Take into consideration the following scenario:
You are still a planner with the County Office of Emergency Management. Since your arrival, you have reviewed all of the plans that the office maintains. The director has asked you for your candid assessment on the county’s plans; he requests that you select one plan as a priority for the planning team to focus upon, and one you can also use as an illustration for how plans should be designed, exercised, evaluated, and refined. You have decided to choose a subject-specific plan rather than the county’s broader emergency operations plan. You will select your illustrative plan from those pertaining specially to pandemic influenza preparedness, information sharing, critical infrastructure identification and protection, or continuity of operations. In simulating your county’s plan, consider it potentially inadequate, having never been tested or refined, and being at least seven years old.
For your assignment, using any program or media resource(s), you will prepare a formal presentation (complete with extensive notes) that educates and trains your county EM colleagues. Complete the following steps:
Choose one of the types of plans listed above; describe what this type of plan is intended to do in contributing to the county’s preparedness. (You will need to research these types of plans independently if you are unfamiliar with them.)
Communicate the status of this plan. This will require some imagination as you depict a hypothetical state for it; make the plan as strong or weak as you desire, but be clear in your presentation and notes as to how you assessed the plan and why you selected it for a priority for testing or revision.

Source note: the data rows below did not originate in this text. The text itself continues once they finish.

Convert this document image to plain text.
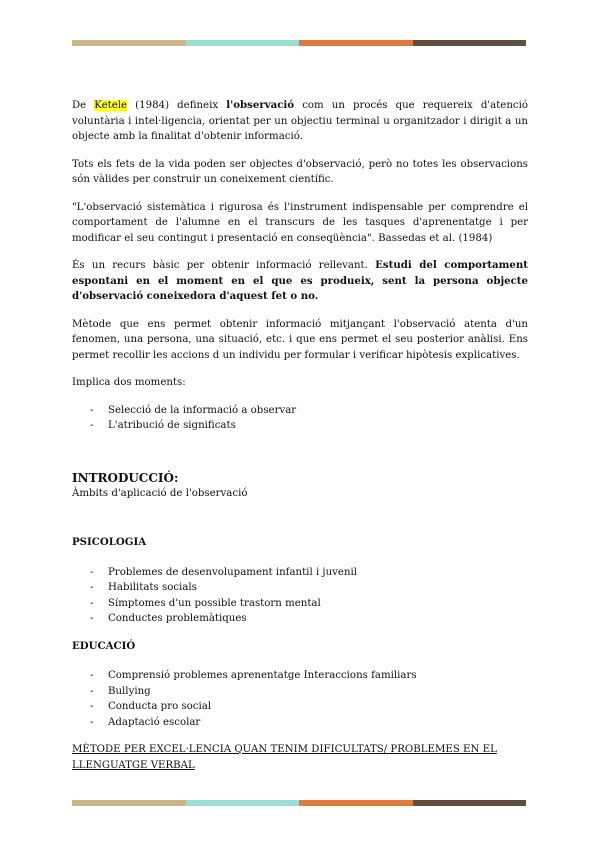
De Ketele (1984) defineix l'observació com un procés que requereix d'atenció voluntària i intel·ligencia, orientat per un objectiu terminal u organitzador i dirigit a un objecte amb la finalitat d'obtenir informació.

Tots els fets de la vida poden ser objectes d'observació, però no totes les observacions són vàlides per construir un coneixement científic.

"L'observació sistemàtica i rigurosa és l'instrument indispensable per comprendre el comportament de l'alumne en el transcurs de les tasques d'aprenentatge i per modificar el seu contingut i presentació en conseqüència". Bassedas et al. (1984)

És un recurs bàsic per obtenir informació rellevant. Estudi del comportament espontani en el moment en el que es produeix, sent la persona objecte d'observació coneixedora d'aquest fet o no.

Mètode que ens permet obtenir informació mitjançant l'observació atenta d'un fenomen, una persona, una situació, etc. i que ens permet el seu posterior anàlisi. Ens permet recollir les accions d un individu per formular i verificar hipòtesis explicatives.

Implica dos moments:

- Selecció de la informació a observar
- L'atribució de significats

INTRODUCCIÓ:

Àmbits d'aplicació de l'observació

PSICOLOGIA

- Problemes de desenvolupament infantil i juvenil
- Habilitats socials
- Símptomes d'un possible trastorn mental
- Conductes problemàtiques

EDUCACIÓ

- Comprensió problemes aprenentatge Interaccions familiars
- Bullying
- Conducta pro social
- Adaptació escolar

MÈTODE PER EXCEL·LENCIA QUAN TENIM DIFICULTATS/ PROBLEMES EN EL LLENGUATGE VERBAL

Fully explain the preparedness cycle to your teammates.
Design a model (or employ an existing version) creating or using a picture, graphic, representation, etc., to illustrate the cycle.
Explain what capabilities and activities each stage in the cycle promotes to contribute to the overall effectiveness of all plans.
Explain what capabilities and activities each stage in the cycle promotes to contribute to the overall effectiveness of this particular plan—be specific (e.g., consider how activities that are promoted by the cycle’s stages might differ for critical infrastructure protection vs. pandemic influenza planning).
Describe in detail at least three important facets for designing a valid and relevant exercise.
Explain the importance of these facets for any and all planning.
Directly relate these facets to testing or improving the plan you have reviewed.
Choose and describe at least five important stakeholders or partners with whom county EM planners should work.
State who they are and why are they important, especially in developing, exercising, evaluating, and refining this plan.
Make at least one of these prospective partners a private sector representative (real or notional).
Provide recommendations for ways the county should draw these stakeholders into contributing to the preparedness cycle’s activities.
What incentives might the county specifically offer each partner to elicit enthused collaboration?
What capabilities might the county expect each partner to bring to bear?
Suggest ways in which each partner could be integrated into an exercise for this specific plan.
Prepare final recommendations for a way ahead, focusing the county on those steps to be undertaken to eventually result in a validated plan.
All resources that are used should be appropriately cited.